Só que Rita não se esqueceu facilmente da experiência, ainda que fugaz. E em maio já estava outra vez a candidatar-se para Zagrebe e a ser aceite para integrar a universidade da Croácia, no início do ano letivo 2020/2021, em setembro. As malas não chegaram a ser feitas nem os voos marcados ou a casa procurada. Próximo da partida, Rita começou a pensar no que tinha passado com a sua vinda abrupta, o dinheiro gasto em vão na residência, no passe, em alimentação… “Apesar de ter sido um dos melhores meses da minha vida, não podia arriscar a que voltasse a acontecer tudo novamente”, afirma, numa sala da Universidade Europeia, em Lisboa, onde se senta agora para as suas aulas.
Se está resignada? Nem por isso, pois sonha com o dia em que poderá regressar à cidade onde viveu durante um mês.
A gozar como podem
A imagem do computador mostra João Casimiro, 20 anos, e Joana Oliveira, da mesma idade, sentados num sofá junto a uma parede decorada com mapas. Os namorados estão nesta casa, em Sófia, na Bulgária, desde setembro, ao abrigo de uma bolsa Erasmus. No entanto, logo no início da conversa, assumem que não estão ali por “questões académicas”, embora ambos frequentem o 3º ano de Management, no Instituto Superior de Economia e Gestão (ISEG).
Quando se candidataram, no final de 2019, e foram aceites, em fevereiro de 2020, a Europa ainda estava a salvo do coronavírus, por isso a notícia foi recebida em celebração. E nem o que se passou nos meses seguintes os demoveu da ideia. “O nosso único receio é não conseguir voo para ir passar o Natal a casa”, conta João, a pensar na família que deixou na Madeira.
Quando chegaram a Sófia ainda encontraram tudo aberto, bares, restaurantes e festas para estudantes Erasmus. No início, as aulas eram todas presenciais, com não mais do que 15 alunos, mas agora já passaram para online. Nada que incomode este jovem casal – assim os dois não perdem 20 minutos a ir de transportes e outros tantos a voltar, têm mais liberdade para passear pelas redondezas, correr, fazer exercício nos parques… Despedem-se. Há encontro marcado num bar ao ar livre, que o tempo ainda não arrefeceu a ponto de não se aguentar estar na esplanada.
Em Coimbra, sem festa
Se João e Joana estão felizes em Sófia, Anisha Bakhai, 21 anos, não lhes fica atrás.
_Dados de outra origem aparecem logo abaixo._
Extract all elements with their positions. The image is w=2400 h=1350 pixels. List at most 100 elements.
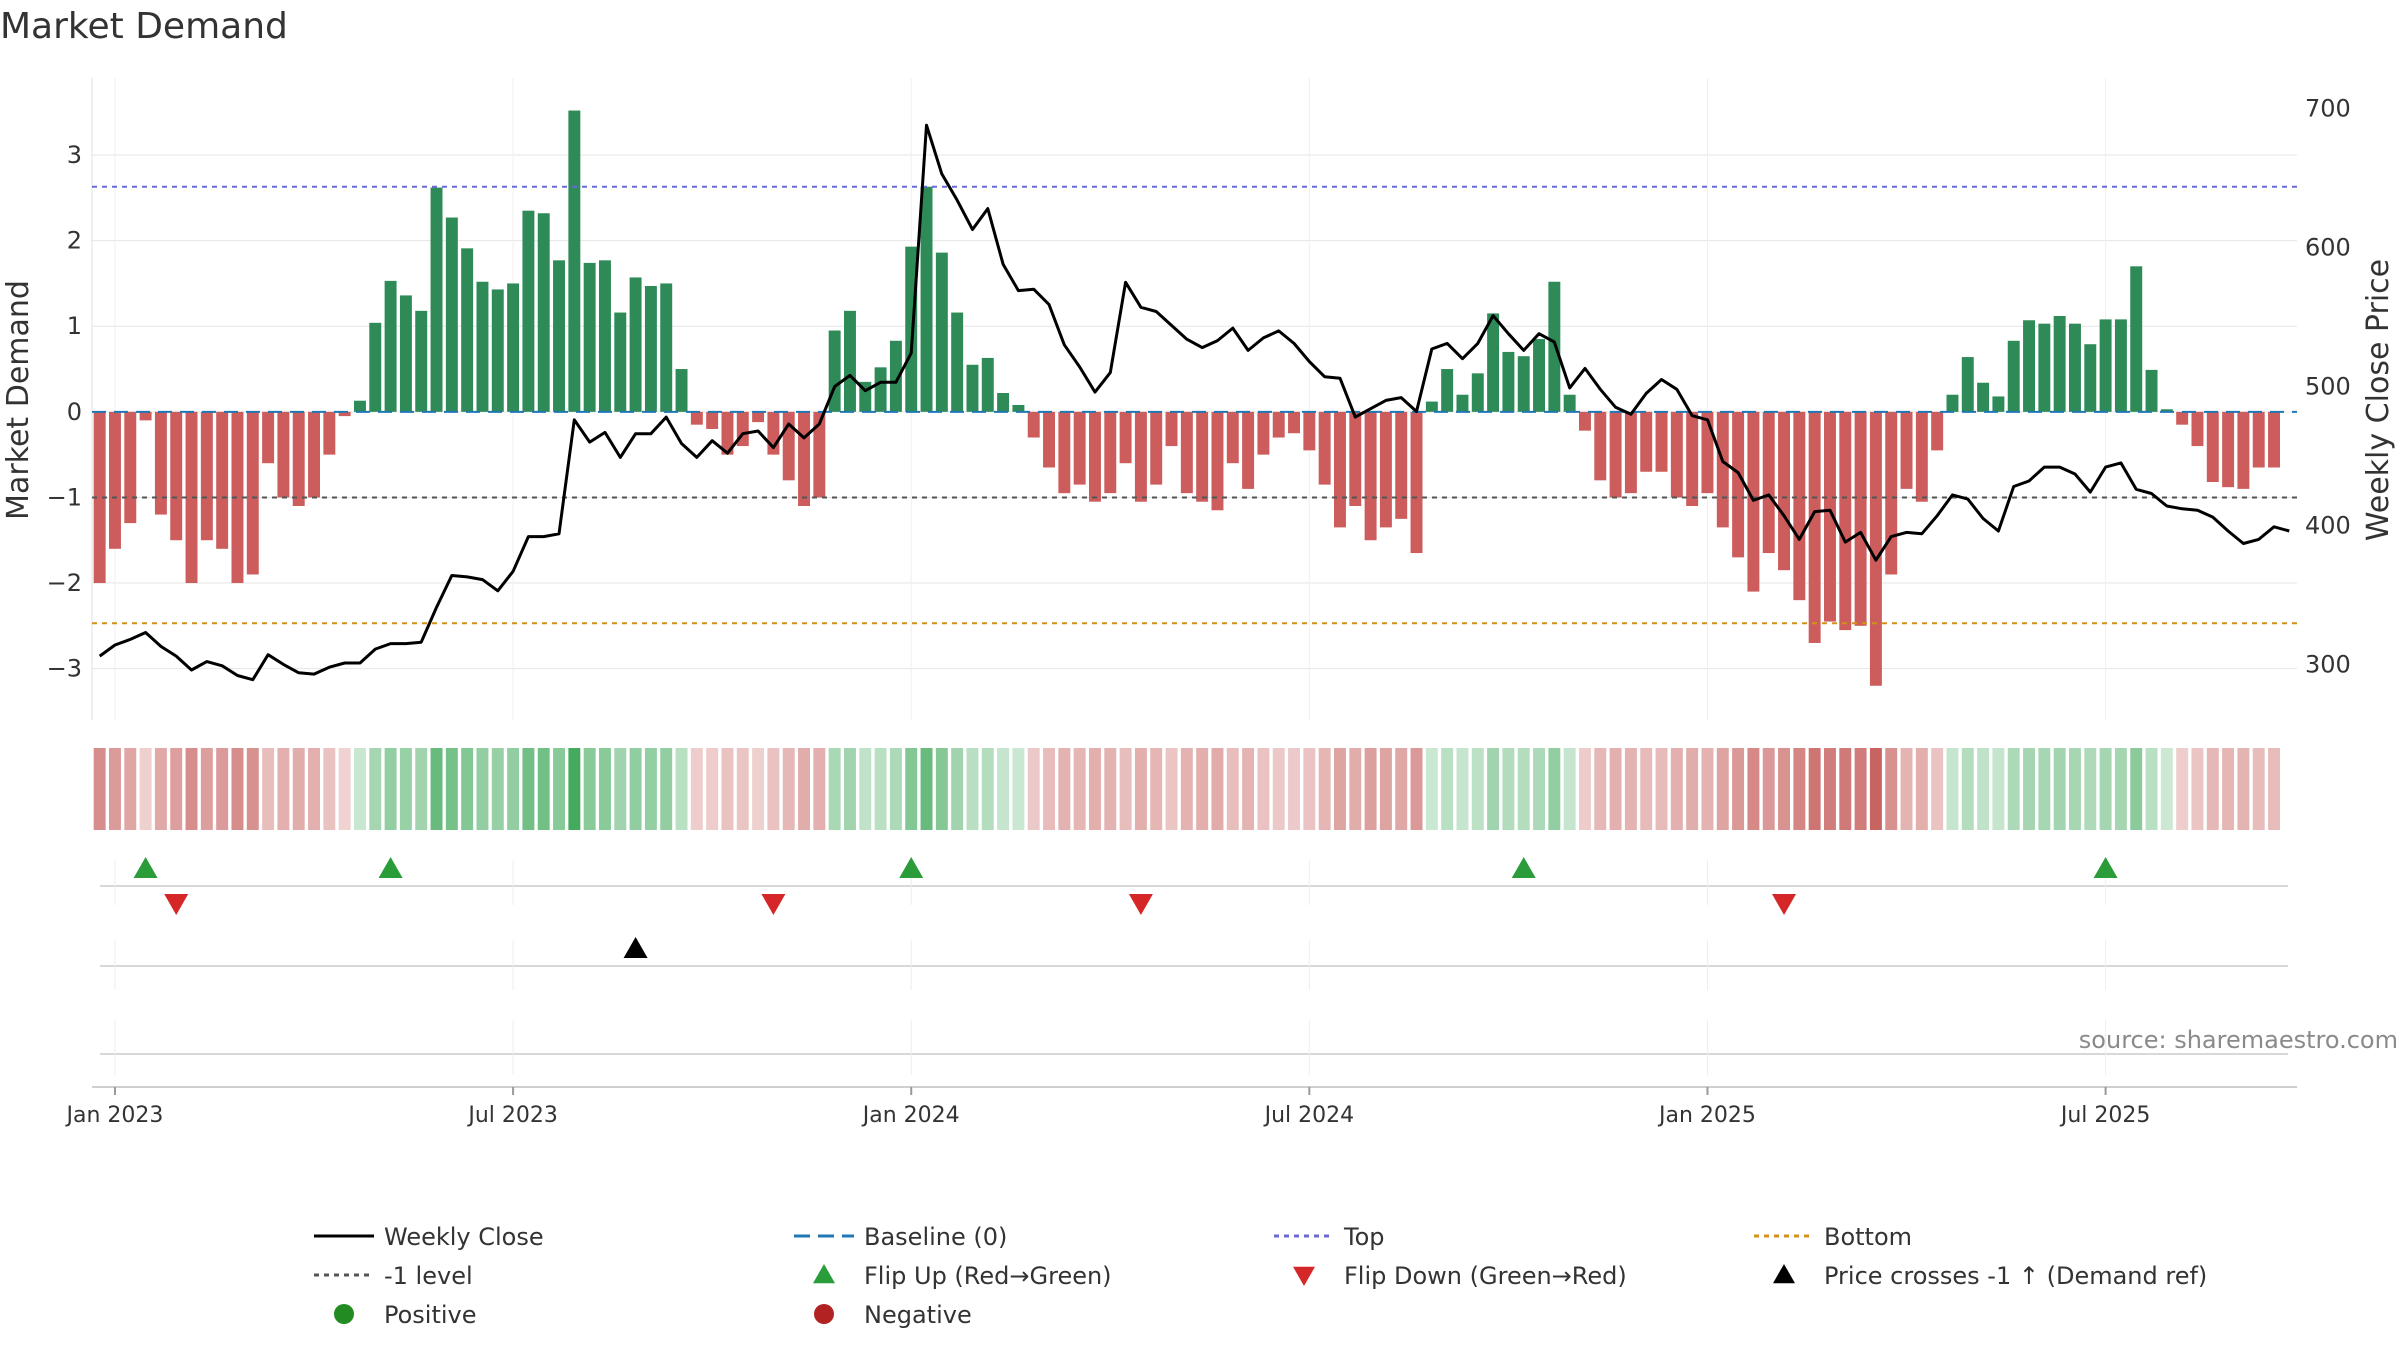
demand-bar xyxy=(246,411,259,575)
heat-strip-cell xyxy=(1548,748,1561,830)
demand-bar xyxy=(1364,411,1377,541)
demand-bar xyxy=(905,246,918,412)
demand-bar xyxy=(2023,320,2036,412)
heat-strip-cell xyxy=(1931,748,1944,830)
demand-bar xyxy=(1716,411,1729,528)
legend-label: Flip Down (Green→Red) xyxy=(1344,1262,1627,1290)
legend-item: -1 level xyxy=(314,1262,473,1290)
flip-up-marker xyxy=(133,857,158,878)
demand-bar xyxy=(1119,411,1132,464)
demand-bar xyxy=(1533,339,1546,412)
heat-strip-cell xyxy=(1043,748,1056,830)
heat-strip-cell xyxy=(2068,748,2081,830)
demand-bar xyxy=(1946,394,1959,412)
heat-strip-cell xyxy=(2222,748,2235,830)
heat-strip-cell xyxy=(1379,748,1392,830)
chart-title: Market Demand xyxy=(0,6,288,47)
heat-strip-cell xyxy=(2007,748,2020,830)
heat-strip-cell xyxy=(920,748,933,830)
demand-bar xyxy=(1165,411,1178,447)
demand-bar xyxy=(1808,411,1821,643)
demand-bar xyxy=(1992,396,2005,412)
heat-strip-cell xyxy=(2145,748,2158,830)
heat-strip-cell xyxy=(1257,748,1270,830)
heat-strip-cell xyxy=(598,748,611,830)
heat-strip-cell xyxy=(1364,748,1377,830)
heat-strip-cell xyxy=(461,748,474,830)
demand-bar xyxy=(2114,319,2127,412)
demand-bar xyxy=(1869,411,1882,686)
heat-strip-cell xyxy=(553,748,566,830)
flip-up-marker xyxy=(899,857,924,878)
legend-label: Baseline (0) xyxy=(864,1223,1007,1251)
heat-strip-cell xyxy=(200,748,213,830)
demand-bar xyxy=(1961,357,1974,412)
heat-strip-cell xyxy=(889,748,902,830)
legend-item: Price crosses -1 ↑ (Demand ref) xyxy=(1773,1262,2207,1290)
demand-bar xyxy=(139,411,152,421)
y-tick-label: −3 xyxy=(47,655,82,683)
demand-bar xyxy=(1762,411,1775,554)
flip-up-marker xyxy=(378,857,403,878)
heat-strip-cell xyxy=(2130,748,2143,830)
heat-strip-cell xyxy=(1104,748,1117,830)
legend-item: Negative xyxy=(814,1301,972,1329)
heat-strip-cell xyxy=(843,748,856,830)
heat-strip-cell xyxy=(277,748,290,830)
heat-strip-cell xyxy=(675,748,688,830)
legend-swatch xyxy=(1773,1264,1795,1284)
demand-bar xyxy=(1088,411,1101,502)
demand-bar xyxy=(568,110,581,412)
demand-bar xyxy=(1701,411,1714,494)
heat-strip-cell xyxy=(323,748,336,830)
heat-strip-cell xyxy=(522,748,535,830)
heat-strip-cell xyxy=(1058,748,1071,830)
heat-strip-cell xyxy=(1977,748,1990,830)
heat-strip-cell xyxy=(1211,748,1224,830)
heat-strip-cell xyxy=(353,748,366,830)
legend-item: Baseline (0) xyxy=(794,1223,1007,1251)
demand-bar xyxy=(782,411,795,481)
y-axis-label: Market Demand xyxy=(1,280,36,520)
y-tick-label: 0 xyxy=(67,398,82,426)
heat-strip-cell xyxy=(1502,748,1515,830)
heat-strip-cell xyxy=(2023,748,2036,830)
demand-bar xyxy=(108,411,121,549)
heat-strip-cell xyxy=(1318,748,1331,830)
demand-bar xyxy=(369,322,382,412)
heat-strip-cell xyxy=(292,748,305,830)
demand-bar xyxy=(1058,411,1071,494)
heat-strip-cell xyxy=(2206,748,2219,830)
demand-bar xyxy=(1578,411,1591,431)
heat-strip-cell xyxy=(491,748,504,830)
legend-label: Bottom xyxy=(1824,1223,1912,1251)
heat-strip-cell xyxy=(568,748,581,830)
demand-bar xyxy=(690,411,703,425)
heat-strip-cell xyxy=(1900,748,1913,830)
y2-ticks: 300 400 500 600 700 xyxy=(2305,95,2351,679)
heat-strip-cell xyxy=(981,748,994,830)
heat-strip-cell xyxy=(1686,748,1699,830)
flip-down-marker xyxy=(1772,894,1797,915)
heat-strip-cell xyxy=(874,748,887,830)
heat-strip-cell xyxy=(1732,748,1745,830)
demand-bar xyxy=(1655,411,1668,472)
demand-bar xyxy=(813,411,826,498)
x-tick-label: Jul 2025 xyxy=(2059,1103,2151,1128)
demand-bar xyxy=(537,213,550,412)
demand-bar xyxy=(1410,411,1423,554)
reference-lines xyxy=(92,185,2297,625)
heat-strip xyxy=(93,748,2281,830)
heat-strip-cell xyxy=(1487,748,1500,830)
heat-strip-cell xyxy=(338,748,351,830)
heat-strip-cell xyxy=(2268,748,2281,830)
heat-strip-cell xyxy=(1701,748,1714,830)
demand-bar xyxy=(2099,319,2112,412)
demand-bar xyxy=(430,187,443,412)
demand-bar xyxy=(1303,411,1316,451)
heat-strip-cell xyxy=(614,748,627,830)
heat-strip-cell xyxy=(1655,748,1668,830)
demand-bar xyxy=(2252,411,2265,468)
heat-strip-cell xyxy=(1073,748,1086,830)
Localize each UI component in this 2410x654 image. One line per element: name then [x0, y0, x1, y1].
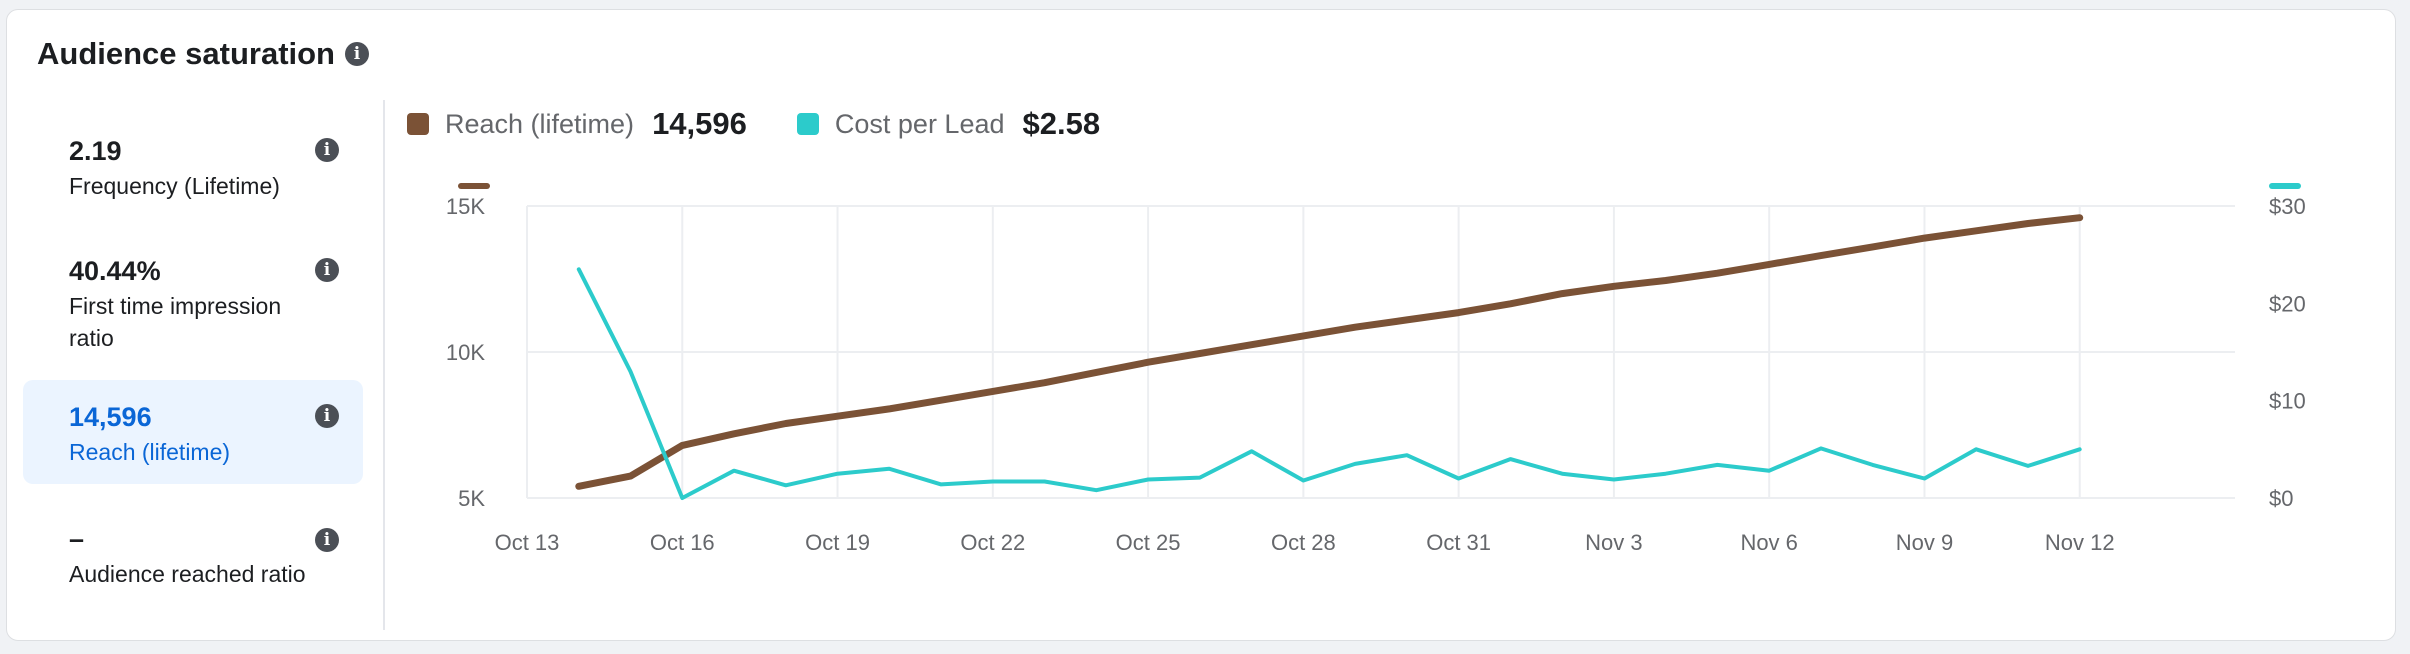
info-icon[interactable]: i: [315, 404, 339, 428]
x-tick-label: Nov 3: [1585, 530, 1642, 555]
y-left-tick-label: 10K: [446, 340, 485, 365]
y-right-tick-label: $0: [2269, 486, 2293, 511]
metric-audience-reached-ratio[interactable]: – Audience reached ratio i: [23, 506, 363, 626]
metric-label: Frequency (Lifetime): [69, 173, 280, 199]
sidebar-divider: [383, 100, 385, 630]
card-title-text: Audience saturation: [37, 36, 335, 71]
card-title: Audience saturation i: [37, 36, 369, 72]
x-tick-label: Oct 28: [1271, 530, 1336, 555]
x-tick-label: Oct 16: [650, 530, 715, 555]
y-left-tick-label: 15K: [446, 194, 485, 219]
legend-swatch-cpl: [796, 113, 819, 135]
y-left-tick-label: 5K: [458, 486, 485, 511]
metric-label: Reach (lifetime): [69, 439, 231, 465]
metric-value: 2.19: [69, 136, 122, 166]
x-tick-label: Nov 12: [2045, 530, 2115, 555]
x-tick-label: Oct 31: [1426, 530, 1491, 555]
info-icon[interactable]: i: [315, 528, 339, 552]
legend-name-cpl: Cost per Lead: [834, 108, 1005, 139]
x-tick-label: Nov 6: [1740, 530, 1797, 555]
x-tick-label: Nov 9: [1896, 530, 1953, 555]
info-icon[interactable]: i: [315, 138, 339, 162]
metric-label: First time impression ratio: [69, 293, 282, 351]
y-right-tick-label: $30: [2269, 194, 2306, 219]
cost-per-lead-series-line: [576, 267, 2082, 500]
metric-reach[interactable]: 14,596 Reach (lifetime) i: [23, 380, 363, 484]
metric-value: –: [69, 524, 85, 554]
metric-value: 40.44%: [69, 256, 161, 286]
metric-value: 14,596: [69, 402, 152, 432]
y-right-tick-label: $10: [2269, 389, 2306, 414]
legend-name-reach: Reach (lifetime): [445, 108, 635, 139]
x-tick-label: Oct 19: [805, 530, 870, 555]
legend-value-reach: 14,596: [652, 106, 747, 141]
metric-frequency[interactable]: 2.19 Frequency (Lifetime) i: [23, 116, 363, 216]
metric-label: Audience reached ratio: [69, 561, 306, 587]
x-tick-label: Oct 22: [960, 530, 1025, 555]
legend-swatch-reach: [407, 113, 429, 135]
x-tick-label: Oct 13: [495, 530, 560, 555]
reach-series-line: [575, 214, 2084, 490]
info-icon[interactable]: i: [345, 42, 369, 66]
legend-value-cpl: $2.58: [1022, 106, 1101, 141]
chart-legend: Reach (lifetime) 14,596 Cost per Lead $2…: [407, 106, 1150, 142]
audience-saturation-card: Audience saturation i 2.19 Frequency (Li…: [6, 9, 2396, 641]
y-right-tick-label: $20: [2269, 291, 2306, 316]
metric-first-time-impression-ratio[interactable]: 40.44% First time impression ratio i: [23, 236, 363, 356]
info-icon[interactable]: i: [315, 258, 339, 282]
line-chart: Oct 13 Oct 16 Oct 19 Oct 22 Oct 25 Oct 28 Oct …: [446, 183, 2306, 555]
x-tick-label: Oct 25: [1116, 530, 1181, 555]
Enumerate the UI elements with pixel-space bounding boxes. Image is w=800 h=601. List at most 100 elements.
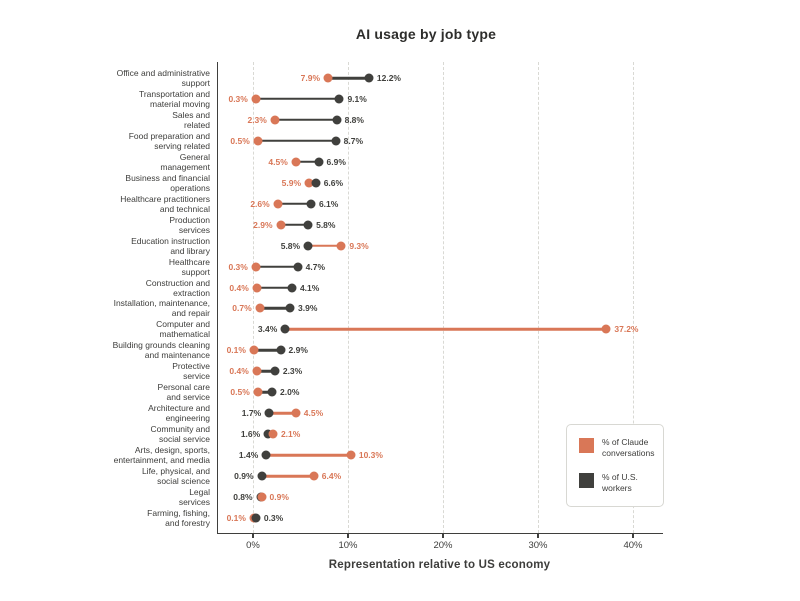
category-label: Sales and related: [172, 109, 210, 130]
category-label: Arts, design, sports, entertainment, and…: [113, 445, 210, 466]
claude-dot: [253, 136, 263, 146]
claude-dot: [291, 157, 301, 167]
category-label: Food preparation and serving related: [128, 130, 210, 151]
claude-dot: [268, 429, 278, 439]
connector-line: [277, 202, 311, 205]
category-label: Personal care and service: [157, 382, 210, 403]
category-label: Legal services: [178, 487, 210, 507]
claude-dot: [252, 283, 262, 292]
x-tick-label: 40%: [623, 540, 643, 551]
value-label-workers: 5.8%: [280, 240, 301, 251]
gridline: [252, 62, 254, 533]
value-label-claude: 2.1%: [280, 429, 301, 440]
value-label-claude: 4.5%: [268, 156, 288, 167]
workers-dot: [314, 157, 324, 167]
category-label: Computer and mathematical: [156, 319, 210, 340]
claude-dot: [323, 73, 333, 83]
category-label: Production services: [169, 214, 210, 235]
value-label-claude: 0.1%: [226, 345, 246, 356]
claude-dot: [291, 408, 301, 418]
category-label: Construction and extraction: [145, 277, 210, 298]
connector-line: [261, 474, 314, 478]
category-label: Farming, fishing, and forestry: [147, 507, 210, 528]
claude-dot: [273, 199, 283, 209]
chart-title: AI usage by job type: [355, 26, 497, 42]
value-label-workers: 2.9%: [288, 345, 308, 356]
workers-dot: [285, 303, 295, 313]
value-label-claude: 2.6%: [250, 198, 270, 209]
category-label: Healthcare practitioners and technical: [120, 193, 210, 214]
value-label-workers: 0.9%: [234, 471, 254, 482]
value-label-claude: 0.1%: [226, 512, 246, 523]
gridline: [537, 62, 539, 533]
value-label-workers: 0.3%: [263, 512, 284, 523]
claude-dot: [336, 241, 346, 251]
workers-dot: [263, 429, 273, 439]
claude-dot: [253, 387, 263, 397]
value-label-workers: 5.8%: [316, 219, 336, 230]
claude-swatch-icon: [579, 438, 594, 453]
claude-dot: [251, 94, 261, 104]
category-label: Healthcare support: [168, 256, 210, 277]
value-label-claude: 2.9%: [253, 219, 273, 230]
category-label: Building grounds cleaning and maintenanc…: [112, 340, 210, 361]
connector-line: [257, 139, 336, 143]
claude-dot: [255, 303, 265, 313]
value-label-workers: 8.7%: [343, 135, 364, 146]
connector-line: [328, 76, 369, 80]
workers-dot: [364, 73, 374, 83]
x-tick: [442, 533, 444, 538]
legend-label-claude: % of Claude conversations: [602, 437, 655, 458]
value-label-workers: 8.8%: [344, 114, 364, 125]
value-label-claude: 5.9%: [281, 177, 302, 188]
value-label-claude: 0.4%: [229, 282, 249, 293]
value-label-workers: 2.0%: [280, 387, 300, 398]
claude-dot: [309, 471, 319, 481]
gridline: [442, 62, 444, 533]
x-axis-label: Representation relative to US economy: [328, 559, 551, 571]
claude-dot: [346, 450, 356, 460]
claude-dot: [276, 220, 286, 230]
legend-item-workers: % of U.S. workers: [579, 472, 651, 494]
workers-swatch-icon: [579, 473, 594, 488]
workers-dot: [306, 199, 316, 209]
workers-dot: [251, 513, 261, 523]
value-label-workers: 1.4%: [238, 450, 259, 461]
connector-line: [257, 391, 272, 394]
plot-area: 0% 10% 20% 30% 40% Office and administrative …: [113, 62, 663, 551]
value-label-workers: 9.1%: [347, 93, 367, 104]
value-label-workers: 3.4%: [257, 324, 278, 335]
value-label-workers: 1.6%: [240, 429, 261, 440]
x-tick: [537, 533, 539, 538]
connector-line: [295, 160, 319, 164]
workers-dot: [267, 387, 277, 397]
category-label: Education instruction and library: [131, 235, 210, 256]
category-label: Protective service: [172, 361, 210, 382]
value-label-claude: 10.3%: [358, 450, 383, 461]
value-label-claude: 2.3%: [247, 114, 267, 125]
x-tick-label: 10%: [338, 540, 358, 551]
workers-dot: [303, 241, 313, 251]
x-tick-label: 30%: [528, 540, 548, 551]
value-label-claude: 6.4%: [321, 471, 342, 482]
category-label: Community and social service: [150, 424, 210, 445]
value-label-workers: 6.1%: [318, 198, 339, 209]
workers-dot: [287, 283, 297, 292]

Esta estudante de Literatura Moderna trocou Londres por Coimbra, em finais de agosto, e por enquanto não se arrependeu. Claro que já lhe contaram como era a cidade e a vida estudantil antes de haver uma pandemia, mas, no início, ainda pôde aproveitar alguma coisinha.
Fez um roteiro por restaurantes e bares, por exemplo, e experimentou Stand Up Paddle, no rio Mondego, que avista da janela do seu quarto. Com os amigos estrangeiros (estão à volta de 300 estudantes internacionais, de todas as nacionalidades, nesta cidade), faz caminhadas, nada, pratica surf, janta fora, joga badmínton, passeia pelo Norte do País. E, claro, comemorou em festas, aquelas que já não se fazem porque foram responsáveis por alguns surtos entre estudantes universitários.
Na verdade, se o mundo continuasse igual, teria feito um semestre em Portugal e outro em São Paulo, no Brasil. Esta segunda parte, por conselho familiar, saiu dos planos, e Anisha vai ficar até ao final do ano letivo em Coimbra, na casa que partilha com três raparigas portuguesas. “Não podia suspender a minha vida”, garante, satisfeita por ter arriscado. “Em casa, não poderia voltar para a universidade, está tudo em modo online. Aqui tenho mais liberdade e outras oportunidades.”
Ao telefone, a inglesa esforça-se por atravessar algumas palavras em português no seu discurso, que naturalmente lhe sai na língua-mãe. “Toda a gente me diz que devia ter vindo no ano passado, mas tento tirar o melhor da situação. Só gostava de ver a cara dos meus colegas. Se os vir na rua, não os reconheço.”